Nzimande reacted furiously to Israel’s refusal of a visa, calling it a “declaration of diplomatic aggression on our government” and vowing to intensify nationwide efforts to boycott Israel.
The leader of South Africa’s Communist Party, Nzimande is known to be ferociously critical of Israel, but other senior South African officials with similar views have been receiving visas in recent months, including Johannesburg Mayor Parks Tau and Deputy Minister Obed Bapela, the head of the ruling ANC party’s international relations committee.
In their statement, the two Jewish organizations said it is “most unfortunate” that South Africa has recently “imposed restrictions on the free movement of officials between this country and Israel, and thereby on opportunities to engage in regular consultation and dialogue in the interests of peace and stability” between Israelis and Palestinians.
The statement was likely referring to a 2013 interview by South Africa’s Minister of International Relations Maite Nkoana-Mashabane, in which she said that it was now Pretoria’s policy that government ministers do not visit Israel.
“Our Palestinian friends have never asked us to disengage with Israel [through cutting diplomatic relations]. They had asked us in formal meetings to not engage with the regime,” Nkoana-Mashabane said at the time. South Africa has “agreed to slow down and curtail senior leadership contact with that regime until things begin to look better,” she said.
The minister’s comments caused a stir, with Foreign Minister Avigdor Liberman, accusing Pretoria of “creating an atmosphere of anti-Israeli sentiment and anti-Semitism that will make a pogrom against Jews in the country just a matter of time.” The South African government later asserted that it had not imposed “a ban on travel to Israel by government officials.”
“The culture of dialogue and engagement is something that is deeply embedded in South Africa’s recent history of peaceful democratic transition, and we know that any future resolution of the problems between the Palestinians and the Israelis will only be successful and lasting if there is dialogue and mutual understanding,” the Jewish group’s joint Tuesday statement read.
“The practice of discouraging interaction between South African officials and their Israeli counterparts is contradictory to the way South Africa has traditionally engaged in conflict resolution, both domestically and in its foreign policy in general.”
Last year, South Africa’s ambassador in Tel Aviv, Sisa Ngombane, told The Times of Israel that he was actually exerting “pressure” on Pretoria to send ministers to Israel. “South Africa has always had a view that sometimes it’s better to talk to the people, even the people we’re not going to agree with on every point… For us, it is important that we keep the engagement, keep the discussions going.”
Nzimande, the higher education minister, was meant to meet with his Palestinian counterpart, Khawla Shksheer, to discuss the implementation of a memorandum of understanding between Ramallah and Pretoria signed in November by presidents Jacob Zuma and Mahmoud Abbas, Mashilo, hisspokesperson, said.

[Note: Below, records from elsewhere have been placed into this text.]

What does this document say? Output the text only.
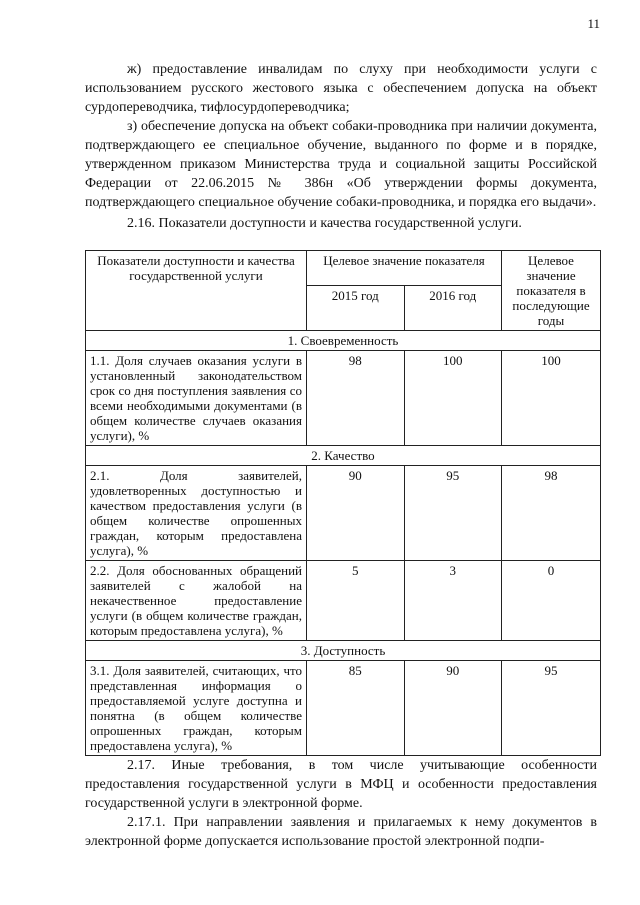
11

ж) предоставление инвалидам по слуху при необходимости услуги с использованием русского жестового языка с обеспечением допуска на объект сурдопереводчика, тифлосурдопереводчика;

з) обеспечение допуска на объект собаки-проводника при наличии документа, подтверждающего ее специальное обучение, выданного по форме и в порядке, утвержденном приказом Министерства труда и социальной защиты Российской Федерации от 22.06.2015 № 386н «Об утверждении формы документа, подтверждающего специальное обучение собаки-проводника, и порядка его выдачи».

2.16. Показатели доступности и качества государственной услуги.

Показатели доступности и качества государственной услуги	Целевое значение показателя		Целевое значение показателя в последующие годы
	2015 год	2016 год	
1. Своевременность			
1.1. Доля случаев оказания услуги в установленный законодательством срок со дня поступления заявления со всеми необходимыми документами (в общем количестве случаев оказания услуги), %	98	100	100
2. Качество			
2.1. Доля заявителей, удовлетворенных доступностью и качеством предоставления услуги (в общем количестве опрошенных граждан, которым предоставлена услуга), %	90	95	98
2.2. Доля обоснованных обращений заявителей с жалобой на некачественное предоставление услуги (в общем количестве граждан, которым предоставлена услуга), %	5	3	0
3. Доступность			
3.1. Доля заявителей, считающих, что представленная информация о предоставляемой услуге доступна и понятна (в общем количестве опрошенных граждан, которым предоставлена услуга), %	85	90	95

2.17. Иные требования, в том числе учитывающие особенности предоставления государственной услуги в МФЦ и особенности предоставления государственной услуги в электронной форме.

2.17.1. При направлении заявления и прилагаемых к нему документов в электронной форме допускается использование простой электронной подпи-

“This cooperation agreement has to be taken forward, whether the Palestinian minister comes to South Africa or the South African minister comes to Palestine. But we will not abandon our quest to demand the right to visit Palestine,” Mashilo said.

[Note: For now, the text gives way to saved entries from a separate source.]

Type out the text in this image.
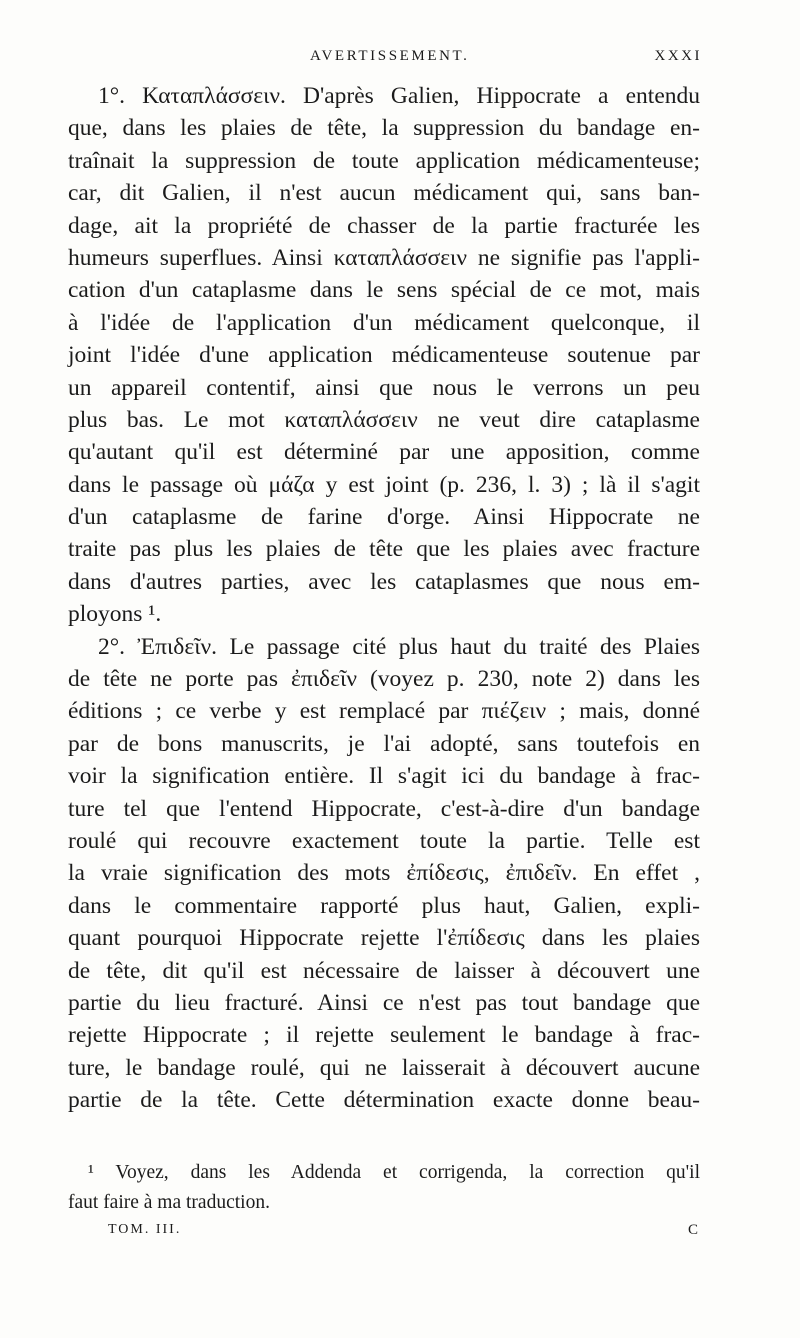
AVERTISSEMENT.	XXXI
1°. Καταπλάσσειν. D'après Galien, Hippocrate a entendu
que, dans les plaies de tête, la suppression du bandage en-
traînait la suppression de toute application médicamenteuse;
car, dit Galien, il n'est aucun médicament qui, sans ban-
dage, ait la propriété de chasser de la partie fracturée les
humeurs superflues. Ainsi καταπλάσσειν ne signifie pas l'appli-
cation d'un cataplasme dans le sens spécial de ce mot, mais
à l'idée de l'application d'un médicament quelconque, il
joint l'idée d'une application médicamenteuse soutenue par
un appareil contentif, ainsi que nous le verrons un peu
plus bas. Le mot καταπλάσσειν ne veut dire cataplasme
qu'autant qu'il est déterminé par une apposition, comme
dans le passage où μάζα y est joint (p. 236, l. 3) ; là il s'agit
d'un cataplasme de farine d'orge. Ainsi Hippocrate ne
traite pas plus les plaies de tête que les plaies avec fracture
dans d'autres parties, avec les cataplasmes que nous em-
ployons ¹.
2°. Ἐπιδεῖν. Le passage cité plus haut du traité des Plaies
de tête ne porte pas ἐπιδεῖν (voyez p. 230, note 2) dans les
éditions ; ce verbe y est remplacé par πιέζειν ; mais, donné
par de bons manuscrits, je l'ai adopté, sans toutefois en
voir la signification entière. Il s'agit ici du bandage à frac-
ture tel que l'entend Hippocrate, c'est-à-dire d'un bandage
roulé qui recouvre exactement toute la partie. Telle est
la vraie signification des mots ἐπίδεσις, ἐπιδεῖν. En effet ,
dans le commentaire rapporté plus haut, Galien, expli-
quant pourquoi Hippocrate rejette l'ἐπίδεσις dans les plaies
de tête, dit qu'il est nécessaire de laisser à découvert une
partie du lieu fracturé. Ainsi ce n'est pas tout bandage que
rejette Hippocrate ; il rejette seulement le bandage à frac-
ture, le bandage roulé, qui ne laisserait à découvert aucune
partie de la tête. Cette détermination exacte donne beau-
¹ Voyez, dans les Addenda et corrigenda, la correction qu'il
faut faire à ma traduction.
TOM. III.	C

Nzimande and three aides had attempted to reach Ramallah via Jordan, but as Israel controls the border crossings into the West Bank, the South African delegation asked for visa permits. The minister had no intention of meeting with any Israeli officials, Mashilo confirmed.
“Israel has no right to determine who the Palestinians associate with,” he told The Times of Israel. “We experienced apartheid in the past. We can’t let that happen again.” Restricting access to the Palestinian territories constitutes a violation of international law, which Pretoria was unwilling to accept, he added, threatening to “take action” if Israel upholds its policy.